Cafe Luc, wine on tap

Wine on tap. Can I have one of those for my flat, please? While it might be unreasonable to have a 10 litre keg of wine in my flat, it’s a very good idea for restaurant house wines. Think of it, minimal wastage, stays fresh for at least a week and is very economical as the wine comes in a wine cask that can be easily and quickly refilled.

The owner of Cafe Luc, Luc van Oostende is originally from Belgium and founded the original Cafe Luc in Ghent 13 years ago. His aim was to have a modern European brasserie, serving quality food and wine. So where does wine on tap come into the equation if it’s supposed to be “quality” wine? Well, I’ll tell  you. Cafe Luc have a long standing relationship with their very own supplier, Charles Grisar, who has managed to source some very good house wines that are technically speaking, “bag in box.”  Bag in box does have a rather harsh reputation but I see no problem with them if the wine itself is well made. We’re not talking premier cru but entry level French wines are in general quite drinkable.

crab tian

There have 7 wines on tap. 4 whites and 3 reds. Cafe Luc uses only one supplier and his wines are all French. The 4 whites are a Cote de Duras s. blanc,  a Macon, a Sancerre and a Chablis. Unfortunately, on our visit the coolers were not working properly and the wines were a bit warm but the Sancerre and Chablis still exhibited the typical characteristics you would expect from those wines. The Chablis was actually a bit cooler the rest and was quite good with my Crab Tian, crisp and minerally with a nice lemon finish.

duck confit

Of the three reds, the St. Estephe (£7.50/125 ml glass) was the best choice for my duck confit although the Chinon came in a close second. The other red, a Cotes de Thongue Syrah/Cab blend (£3.80 /125 ml) was not bad but for £1.40 more, I’d spring for the Chinon. We were both quite taken with the Chinon and thought it was an excellent example of Cab franc, earthy, minerally but with that distinctive spicy blackcurrant character and a slight hint of brett, which I adore! Some people liken it to sniffing on a box of band-aids but to me, I could just sniff it all day.

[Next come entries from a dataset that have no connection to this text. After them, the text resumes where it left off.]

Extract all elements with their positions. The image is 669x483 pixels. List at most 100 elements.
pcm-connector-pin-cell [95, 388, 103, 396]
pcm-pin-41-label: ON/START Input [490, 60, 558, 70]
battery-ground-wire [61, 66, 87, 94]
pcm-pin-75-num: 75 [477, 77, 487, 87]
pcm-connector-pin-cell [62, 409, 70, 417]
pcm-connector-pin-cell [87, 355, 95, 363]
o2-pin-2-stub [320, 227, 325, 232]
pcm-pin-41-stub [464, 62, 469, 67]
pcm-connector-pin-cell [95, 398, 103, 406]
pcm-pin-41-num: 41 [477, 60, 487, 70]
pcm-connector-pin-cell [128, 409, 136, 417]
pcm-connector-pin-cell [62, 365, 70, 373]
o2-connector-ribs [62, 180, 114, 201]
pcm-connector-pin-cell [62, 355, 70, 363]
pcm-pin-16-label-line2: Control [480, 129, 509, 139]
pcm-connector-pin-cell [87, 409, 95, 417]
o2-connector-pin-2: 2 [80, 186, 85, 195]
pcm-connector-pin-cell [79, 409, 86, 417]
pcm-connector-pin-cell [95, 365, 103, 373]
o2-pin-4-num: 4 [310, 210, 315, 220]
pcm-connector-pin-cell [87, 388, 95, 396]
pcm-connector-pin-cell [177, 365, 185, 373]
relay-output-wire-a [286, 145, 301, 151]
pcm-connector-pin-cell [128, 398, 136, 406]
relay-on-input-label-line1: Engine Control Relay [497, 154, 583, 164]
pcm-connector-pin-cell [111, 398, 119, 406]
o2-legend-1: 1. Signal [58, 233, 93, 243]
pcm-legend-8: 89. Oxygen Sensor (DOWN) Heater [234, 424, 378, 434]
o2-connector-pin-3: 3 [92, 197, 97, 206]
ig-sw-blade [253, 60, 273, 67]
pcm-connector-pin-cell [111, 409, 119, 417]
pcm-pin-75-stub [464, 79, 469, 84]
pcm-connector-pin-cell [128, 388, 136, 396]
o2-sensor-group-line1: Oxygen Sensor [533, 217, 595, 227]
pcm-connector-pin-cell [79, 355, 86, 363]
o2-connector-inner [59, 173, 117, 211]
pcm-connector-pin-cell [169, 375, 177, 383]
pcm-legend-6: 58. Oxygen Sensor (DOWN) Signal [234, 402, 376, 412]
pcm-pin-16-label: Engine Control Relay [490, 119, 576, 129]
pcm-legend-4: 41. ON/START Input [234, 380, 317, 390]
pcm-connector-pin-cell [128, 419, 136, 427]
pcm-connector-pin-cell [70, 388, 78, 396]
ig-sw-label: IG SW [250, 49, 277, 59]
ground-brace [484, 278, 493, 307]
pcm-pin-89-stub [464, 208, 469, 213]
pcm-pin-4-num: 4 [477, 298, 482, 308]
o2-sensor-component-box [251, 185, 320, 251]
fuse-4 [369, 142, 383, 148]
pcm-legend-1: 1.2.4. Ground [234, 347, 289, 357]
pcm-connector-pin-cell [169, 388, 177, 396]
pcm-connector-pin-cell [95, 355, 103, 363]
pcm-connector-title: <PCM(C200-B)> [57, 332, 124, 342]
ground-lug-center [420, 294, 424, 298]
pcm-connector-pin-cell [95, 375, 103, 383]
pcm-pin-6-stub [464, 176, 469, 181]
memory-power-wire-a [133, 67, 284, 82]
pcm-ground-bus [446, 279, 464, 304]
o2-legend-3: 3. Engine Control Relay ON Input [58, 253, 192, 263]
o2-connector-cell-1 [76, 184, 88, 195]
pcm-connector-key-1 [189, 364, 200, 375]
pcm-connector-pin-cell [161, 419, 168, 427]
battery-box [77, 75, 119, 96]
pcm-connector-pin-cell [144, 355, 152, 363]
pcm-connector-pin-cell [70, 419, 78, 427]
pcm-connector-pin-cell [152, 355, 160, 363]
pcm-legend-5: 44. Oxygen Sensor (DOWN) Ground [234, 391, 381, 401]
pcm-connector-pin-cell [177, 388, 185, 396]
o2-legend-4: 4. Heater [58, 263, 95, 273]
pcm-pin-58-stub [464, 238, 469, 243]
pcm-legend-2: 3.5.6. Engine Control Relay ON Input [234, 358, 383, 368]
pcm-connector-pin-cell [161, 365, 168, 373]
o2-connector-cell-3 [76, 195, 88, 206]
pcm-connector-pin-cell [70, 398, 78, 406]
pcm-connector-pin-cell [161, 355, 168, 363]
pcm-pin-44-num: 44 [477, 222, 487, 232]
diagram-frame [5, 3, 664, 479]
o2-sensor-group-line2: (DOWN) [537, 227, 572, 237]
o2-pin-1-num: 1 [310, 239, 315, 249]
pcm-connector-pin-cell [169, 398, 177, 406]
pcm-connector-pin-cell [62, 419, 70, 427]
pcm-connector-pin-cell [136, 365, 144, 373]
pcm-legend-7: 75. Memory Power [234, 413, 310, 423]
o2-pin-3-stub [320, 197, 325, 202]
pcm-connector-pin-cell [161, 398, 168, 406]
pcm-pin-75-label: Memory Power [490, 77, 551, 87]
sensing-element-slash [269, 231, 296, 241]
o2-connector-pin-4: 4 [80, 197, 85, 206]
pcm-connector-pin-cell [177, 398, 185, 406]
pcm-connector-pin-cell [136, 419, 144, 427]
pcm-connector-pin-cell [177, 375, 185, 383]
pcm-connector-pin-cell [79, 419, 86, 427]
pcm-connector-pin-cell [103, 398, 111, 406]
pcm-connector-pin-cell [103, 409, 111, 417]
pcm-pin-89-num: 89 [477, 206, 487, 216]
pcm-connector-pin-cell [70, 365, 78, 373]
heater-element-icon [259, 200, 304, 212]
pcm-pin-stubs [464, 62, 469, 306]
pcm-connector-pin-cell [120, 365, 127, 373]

I have to say, I was fairly impressed by the wines on tap. There were just as good if not better then other house wines that are available in brasseries and cafes and infinitely better then the syrupy, alcoholic red winds or the astringent, pale imitations of pinot grigio that seems to be prevalent in far too many bars and pubs. The wines are priced according to size, from £3.80 to £7.50 for 125 mls and for 175 mls they were priced from £5.00 to £10.50, mind these were for the wines on tap and we are on the Marylebone High Street. Other wines were also available by the glass but they were from a bottle and so of course, were more expensive.

As on the Continent, good wine shouldn’t have to be outrageously expensive to be enjoyed with a meal. I think that Cafe Luc have succeeded in bringing good quality, affordable wine to the English cafe dining experience, just like they do on the Continent.